Le second canal est celui de l’exposition directe des banques au marché de l’immobilier, qui est une nouvelle fois limitée. Les prêts immobiliers représentent environ 20 % des prêts totaux et les créances hypothécaires des ménages (13 % des prêts) ont été accordées avec des ratios prêt/valeur effectifs inférieurs à 50 %. Les risques les plus importants se concentrent sur les prêts accordés aux promoteurs immobiliers qui, cependant, ne représentent que 6 % du total. Cela ne concerne évidemment que l’impact direct, l’impact général pourrait être plus important dans la mesure où les évolutions du secteur de l’immobilier peuvent affecter d’autres industries et où des biens immobiliers peuvent avoir servi de garantie pour d’autres prêts en plus des prêts immobiliers hypothécaires (Ahuja et al., 2010).
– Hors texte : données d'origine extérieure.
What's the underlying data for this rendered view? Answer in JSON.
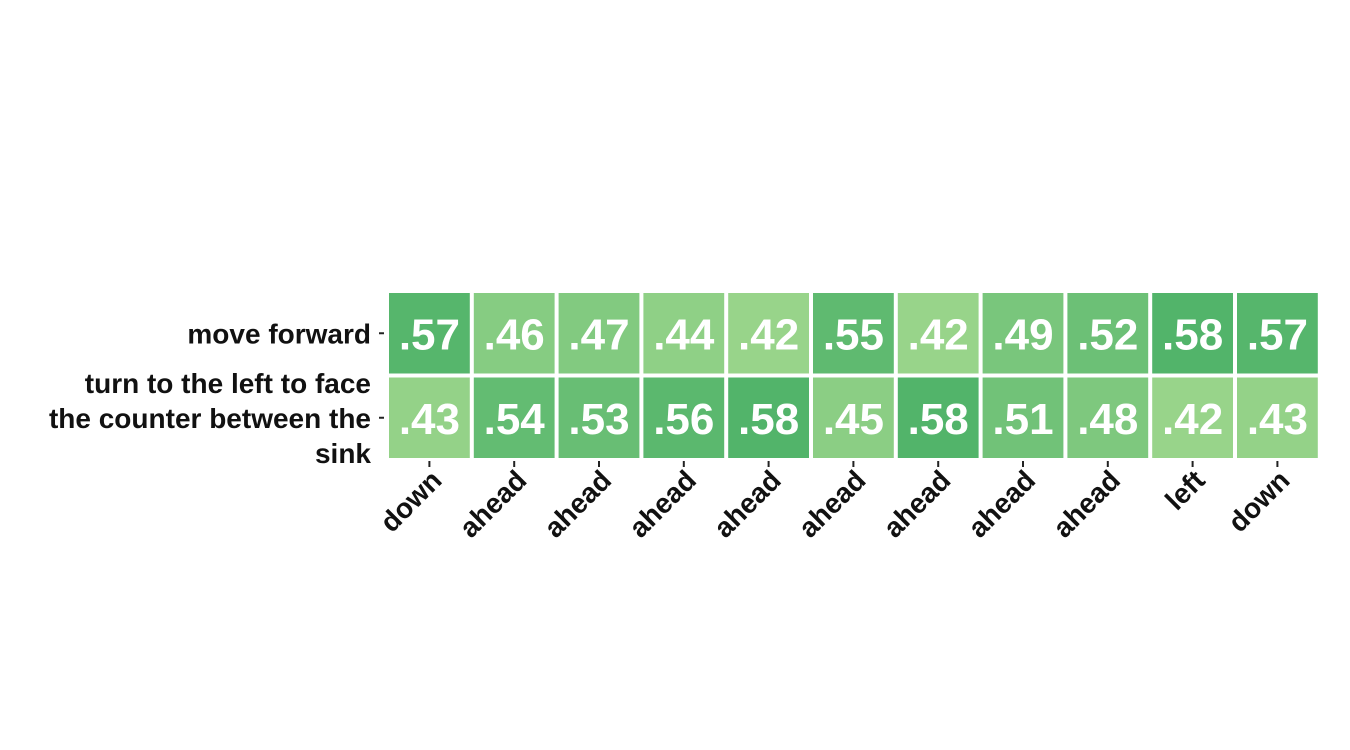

Le troisième et principal canal est celui de la dépendance des gouvernements provinciaux au foncier. Comme mentionné plus haut, le capital des organismes de financement des gouvernements provinciaux est basé sur les valeurs foncières qui pourraient être fortement influencées par les évolutions du marché de l’immobilier. Non seulement parce que les prix de l’immobilier pourraient se stabiliser conformément à la volonté des autorités chinoises, mais aussi parce que le programme visant à fournir des logements à bas prix (36 millions de logements en cinq ans) réduit de façon drastique la capacité des gouvernements provinciaux à vendre leurs terres au prix du marché. Ces différents facteurs devraient diminuer leur capacité à rembourser les emprunts contractés par le biais de leurs LGFV. Ces structures ne possédant pas de garantie explicite des gouvernements provinciaux, cela soulève donc des questions supplémentaires sur la santé du système bancaire, en lien avec les prêts accordés à ces gouvernements.
CONCLUSION
Le système bancaire chinois a réalisé de très bonnes performances ces dernières années, en comparaison de ses homologues de l’Ouest et de sa propre situation dans un passé récent. Les améliorations en termes de taille et de rentabilité sont la conséquence de sa restructuration, grâce à une recapitalisation par l’État et à l’élimination des créances douteuses. De plus, l’important plan de relance décidé par la Chine pendant la crise financière mondiale a permis aux banques de se développer en augmentant considérablement leurs volumes de prêts. Nombre de ces prêts se sont concentrés sur des structures de financement des collectivités locales dont les revenus dépendent directement des prix des terrains et de l’immobilier d’habitation en général.
Étant donné l’explosion des prix de l’immobilier en Chine, les autorités sont amenées à prendre des mesures strictes pour réduire le volume de crédits accordés (spécialement aux gouvernements provinciaux) et faire baisser les prix fonciers et de l’immobilier. Ces mesures pourraient remettre en question la solvabilité future des structures de financement des gouvernements provinciaux avec toutes les conséquences négatives qui pourraient en découler pour le système bancaire chinois.